5 efeitos colaterais de antidepressivos

Os efeitos dos antidepressivos podem ser: alterações sexuais, ganho de peso, problemas digestivos, distúrbios do sono ou problemas cardiovasculares.

O uso de antidepressivos aumentou na Espanha em 200% desde 2000. Este número resume a importância dessas drogas para a medicina mental e é uma amostra do impacto da depressão na qualidade de vida das pessoas atingidas.

A depressão é uma doença que afeta fisicamente e mentalmente as pessoas que sofrem com ela, causando sérios problemas em suas vidas diárias e de seus familiares (familiares, amigos, parceiros românticos ou colegas de trabalho). Sua aparência tem a ver com influências biológicas, genéticas e psicossociais.

A depressão ocorre com diferentes sintomas, como apatia, tristeza, isolamento social ou fadiga. Mas há casos mais graves em que o paciente tende a valorizar o suicídio.

Segundo a Organização Mundial da Saúde (OMS), cerca de 350 milhões de pessoas sofrem desta doença nas diferentes variações em que ocorre e é responsável pela morte de aproximadamente um milhão de pessoas por ano. Uma figura preocupante que também está aumentando, mas que mantém um halo de esperança porque existem vários procedimentos para tratá-lo e superá-lo.

Entre os métodos mais eficazes estão, por um lado, os tratamentos psicológicos, como a terapia cognitivo-comportamental, a ativação comportamental ou a psicoterapia interpessoal.

Por outro lado, embora os médicos e psiquiatras recomendem evitá-lo tanto quanto possível, terapia farmacológica depressiva (ou antidepressivos) atualmente representam 33% dos tratamentos em países como os Estados Unidos.

Os antidepressivos podem ser classificados em quatro grupos principais:

- tricíclicos (ADT).

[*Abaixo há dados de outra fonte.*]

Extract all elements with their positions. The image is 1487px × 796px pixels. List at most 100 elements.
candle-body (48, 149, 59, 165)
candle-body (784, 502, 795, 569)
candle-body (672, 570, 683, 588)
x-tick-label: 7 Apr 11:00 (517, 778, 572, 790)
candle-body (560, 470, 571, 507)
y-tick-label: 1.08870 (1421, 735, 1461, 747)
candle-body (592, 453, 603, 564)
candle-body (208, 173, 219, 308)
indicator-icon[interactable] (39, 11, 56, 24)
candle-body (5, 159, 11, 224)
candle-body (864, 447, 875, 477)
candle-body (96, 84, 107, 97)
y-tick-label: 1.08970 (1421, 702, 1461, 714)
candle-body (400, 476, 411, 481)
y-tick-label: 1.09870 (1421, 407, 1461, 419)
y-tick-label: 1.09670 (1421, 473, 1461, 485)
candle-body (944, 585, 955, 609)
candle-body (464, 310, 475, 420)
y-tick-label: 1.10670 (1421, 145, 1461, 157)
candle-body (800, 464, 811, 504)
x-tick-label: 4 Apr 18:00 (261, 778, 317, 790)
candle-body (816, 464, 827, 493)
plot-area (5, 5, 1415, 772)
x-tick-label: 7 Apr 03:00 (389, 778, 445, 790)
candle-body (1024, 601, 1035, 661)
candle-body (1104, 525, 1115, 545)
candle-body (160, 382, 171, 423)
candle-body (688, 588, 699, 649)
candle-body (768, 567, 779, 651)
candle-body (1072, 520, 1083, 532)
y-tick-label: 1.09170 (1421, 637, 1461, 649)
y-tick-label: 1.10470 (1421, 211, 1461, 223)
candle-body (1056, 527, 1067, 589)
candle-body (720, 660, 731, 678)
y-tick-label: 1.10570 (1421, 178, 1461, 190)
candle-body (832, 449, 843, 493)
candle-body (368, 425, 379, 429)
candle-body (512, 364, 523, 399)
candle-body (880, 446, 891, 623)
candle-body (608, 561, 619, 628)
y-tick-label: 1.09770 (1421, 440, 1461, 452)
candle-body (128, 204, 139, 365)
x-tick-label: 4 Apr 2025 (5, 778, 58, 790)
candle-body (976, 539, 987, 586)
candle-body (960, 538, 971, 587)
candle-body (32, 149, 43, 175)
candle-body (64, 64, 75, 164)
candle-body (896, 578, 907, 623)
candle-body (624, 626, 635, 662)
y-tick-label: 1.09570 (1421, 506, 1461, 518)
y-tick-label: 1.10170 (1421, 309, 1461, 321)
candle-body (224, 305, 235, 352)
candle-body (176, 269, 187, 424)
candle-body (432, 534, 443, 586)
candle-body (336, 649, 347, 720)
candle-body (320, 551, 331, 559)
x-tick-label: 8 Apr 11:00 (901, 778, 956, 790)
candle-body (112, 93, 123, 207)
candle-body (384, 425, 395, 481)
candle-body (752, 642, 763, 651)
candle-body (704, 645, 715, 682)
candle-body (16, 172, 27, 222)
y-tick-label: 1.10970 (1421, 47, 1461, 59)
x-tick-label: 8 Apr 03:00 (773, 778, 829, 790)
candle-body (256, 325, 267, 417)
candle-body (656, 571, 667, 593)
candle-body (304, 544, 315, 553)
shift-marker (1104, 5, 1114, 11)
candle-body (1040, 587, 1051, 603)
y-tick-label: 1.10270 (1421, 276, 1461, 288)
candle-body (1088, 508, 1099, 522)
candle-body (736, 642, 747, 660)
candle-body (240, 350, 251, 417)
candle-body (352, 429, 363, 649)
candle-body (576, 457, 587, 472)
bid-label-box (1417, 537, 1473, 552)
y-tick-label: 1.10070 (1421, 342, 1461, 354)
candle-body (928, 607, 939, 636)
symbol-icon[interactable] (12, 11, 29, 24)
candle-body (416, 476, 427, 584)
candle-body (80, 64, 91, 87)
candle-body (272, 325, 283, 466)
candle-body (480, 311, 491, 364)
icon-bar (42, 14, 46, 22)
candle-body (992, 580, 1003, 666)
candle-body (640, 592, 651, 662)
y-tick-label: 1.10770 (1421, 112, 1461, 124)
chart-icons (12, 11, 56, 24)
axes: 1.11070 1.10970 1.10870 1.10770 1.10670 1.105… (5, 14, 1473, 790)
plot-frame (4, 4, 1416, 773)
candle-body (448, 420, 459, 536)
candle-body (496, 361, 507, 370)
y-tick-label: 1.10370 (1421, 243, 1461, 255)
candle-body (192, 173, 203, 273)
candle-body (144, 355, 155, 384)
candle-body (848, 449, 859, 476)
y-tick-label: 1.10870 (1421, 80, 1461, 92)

Eles nasceram com uma função antipsicótica, mas seus benefícios para a depressão foram logo descobertos. Os mais importantes são Imipramina, Amitriptilina, Nortriptilina e também para combater a depressão são indicados para dor neuropática.

- inibidores da MAO (MAOIs). Eles geralmente são usados ​​como uma última opção porque a estimulação excessiva do Sistema Nervoso Central (SNC) causa efeitos negativos prejudiciais. Algumas das drogas mais conhecidas deste grupo são Fenelzina, Tranilcipromina e Moclobemida.

- Inibidores seletivos da recaptação de serotonina (ISRS ). Também conhecido como 'nova geração', são os mais populares e entre eles são fluoxetina (Prozac), paroxetina (Seroxat), sertralina (Zoloft), fluvoxamina (Dumirox) e escitalopram (Seropram). São aqueles que os pacientes toleram melhor porque não têm efeitos anticolinérgicos, cardiovasculares e não interagem com a tiramina. Eles representam 70% das prescrições na Espanha.

- outros antidepressivos. São os antidepressivos duplos bem conhecidos (Venlafaxina, Dulotexina) e antidepressivos com diversos mecanismos de ação e predominantemente noradrenérgicos (Mirtazapina, Reboxetina). Eles diferem dos outros em que, para a ação de inibir a recaptação da serotonina, eles adicionam esse efeito à norepinefrina.

Os antidepressivos ajudam a melhorar o humor, reduzir sentimentos de tristeza ou aumentar a atividade física e o interesse ambiental, mas sabemos quais são os efeitos adversos nos antidepressivos?

O uso de drogas psicotrópicas como terapia antidepressiva demonstra apenas sua eficácia em casos de depressão moderada ou grave. Isso ocorre porque um paciente com um perfil depressivo leve pode sofrer efeitos mais negativos do que positivos.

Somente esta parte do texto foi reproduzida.